In piena crisi climatica e con la siccità che quest’anno morde più di altre estati, la nascita di un consorzio unico per la gestione dell’acqua è senz’altro una buona notizia. L’Autorità d’ambito (ATO) che sovrintende alla gestione dei servizi idrici territoriali ha finalmente dato l’imprimatur al procedimento amministrativo che, entro il 2023, darà alla luce il nuovo soggetto giuridico.
In questo modo, con il conseguente affidamento “in house” del servizio, i territori di Biella, Valsesia, Vercelli, Casale e Valenza, oltre a mantenere in mano pubblica la gestione della preziosa risorsa liquida, potranno puntare al raggiungimento di importanti economie di scala, che avranno come ricaduta, altrettanto fondamentale, una serie di investimenti sulla rete idrica per ridurne gli sprechi, in termini di dispersione d’acqua (circa il 12% di quella immessa nella rete).
La cattiva notizia è che per arrivare a questo punto ci sono voluti quattro lunghi anni. In poche parole, si poteva fare tutto molto prima. Al di là delle tempistiche, e volendo vedere il bicchiere mezzo pieno, per una volta va riconosciuta una buona parte di merito allo Stato. Lo ha sottolineato, nel corso della conferenza stampa che si è tenuta ieri mattina a Vercelli, il docente universitario Luca Geninatti Satè. Il cattedratico vercellese sta seguendo sul versate giuridico la “gestazione” del nuovo ente e, contemporaneamente, sta mettendo mano al piano industriale che dovrà diventare la stella polare del nuovo consorzio.
«La materia è regolata con molta precisione dalla legge – ha puntualizzato Geninatti Satè -, che prescrive tempi e modi per arrivare all’affidamento del servizio ad un gestore unico. Il compito di individuare questo gestore spetta all’ATO, l’Autorità d’ambito territoriale, in pratica ai Comuni interessati».

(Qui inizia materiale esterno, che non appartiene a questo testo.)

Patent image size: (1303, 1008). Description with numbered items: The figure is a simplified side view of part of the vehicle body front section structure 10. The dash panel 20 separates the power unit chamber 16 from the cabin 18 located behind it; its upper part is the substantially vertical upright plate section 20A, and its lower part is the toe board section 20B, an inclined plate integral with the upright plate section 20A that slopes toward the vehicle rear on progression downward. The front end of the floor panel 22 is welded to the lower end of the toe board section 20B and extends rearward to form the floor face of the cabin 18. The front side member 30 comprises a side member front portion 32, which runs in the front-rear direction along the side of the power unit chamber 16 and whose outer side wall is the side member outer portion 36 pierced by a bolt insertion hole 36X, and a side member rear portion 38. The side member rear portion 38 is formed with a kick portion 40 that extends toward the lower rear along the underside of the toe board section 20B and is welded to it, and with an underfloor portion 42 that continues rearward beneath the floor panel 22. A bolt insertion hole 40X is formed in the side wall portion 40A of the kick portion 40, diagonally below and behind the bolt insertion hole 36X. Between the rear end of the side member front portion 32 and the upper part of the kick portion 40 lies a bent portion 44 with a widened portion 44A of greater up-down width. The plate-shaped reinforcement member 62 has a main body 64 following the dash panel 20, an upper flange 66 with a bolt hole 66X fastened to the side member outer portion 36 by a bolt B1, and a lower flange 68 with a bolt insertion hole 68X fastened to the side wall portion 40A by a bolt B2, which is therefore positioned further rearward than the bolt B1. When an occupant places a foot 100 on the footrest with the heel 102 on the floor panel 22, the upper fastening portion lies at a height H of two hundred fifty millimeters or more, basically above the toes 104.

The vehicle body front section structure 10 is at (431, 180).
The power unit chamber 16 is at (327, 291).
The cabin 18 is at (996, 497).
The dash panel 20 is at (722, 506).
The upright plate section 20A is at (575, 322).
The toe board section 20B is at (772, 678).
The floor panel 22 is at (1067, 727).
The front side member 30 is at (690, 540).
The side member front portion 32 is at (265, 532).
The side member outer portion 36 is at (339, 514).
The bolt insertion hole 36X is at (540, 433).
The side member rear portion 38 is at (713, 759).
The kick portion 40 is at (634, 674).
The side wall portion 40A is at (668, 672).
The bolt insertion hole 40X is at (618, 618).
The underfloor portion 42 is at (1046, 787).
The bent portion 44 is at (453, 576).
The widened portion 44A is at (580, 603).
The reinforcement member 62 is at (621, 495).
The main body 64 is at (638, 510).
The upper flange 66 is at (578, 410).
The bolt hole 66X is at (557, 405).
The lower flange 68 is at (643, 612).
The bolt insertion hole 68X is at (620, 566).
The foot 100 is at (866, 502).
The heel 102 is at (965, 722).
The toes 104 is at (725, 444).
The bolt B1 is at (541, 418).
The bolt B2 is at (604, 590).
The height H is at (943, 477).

Nel Biellese il tasso di dispersione è ancora molto alto (anche se decisamente meno drammatico che in altre zone della Penisola), nonostante le tre dighe presenti sul territorio, che sono utilizzate in prevalenza per sopperire alla richiesta di acqua potabile, dal momento che spesso le falde acquifere sono inquinate, quindi inservibili.
Ogni anno, sul nostro territorio, si sprecano 15 milioni di metri cubi d’acqua a fronte dei 45 milioni totali distribuiti. In questo senso, la nascita del gestore unico diventa dirimente, scongiurando anche lo spauracchio rappresentato dai privati, portatori evidentemente di interessi confliggenti con quelli che afferiscono ad una risorsa vitale per la collettività.
Mantenere invece il futuro gestore in mano pubblica attraverso l’affidamento in house permette, oltre all’ottimizzazione di servizi e risorse, di preservare gli attuali livelli occupazionali e di contenere gli aumenti tariffari in bolletta.
Alla conferenza stampa di ieri era presente anche Gabriele Martinazzo, presidente di Cordar Biella, che così ha commentato l’operazione che porterà al gestore unico: «Ritengo che l’Autorità d’ambito debba assumersi la responsabilità di dare attuazione all’indicazione chiara pervenuta dagli oltre 170 Comuni del territorio, che hanno espresso in modo inequivocabile la volontà di mantenere la gestione del servizio idrico in house, e pertanto in mano interamente pubblica».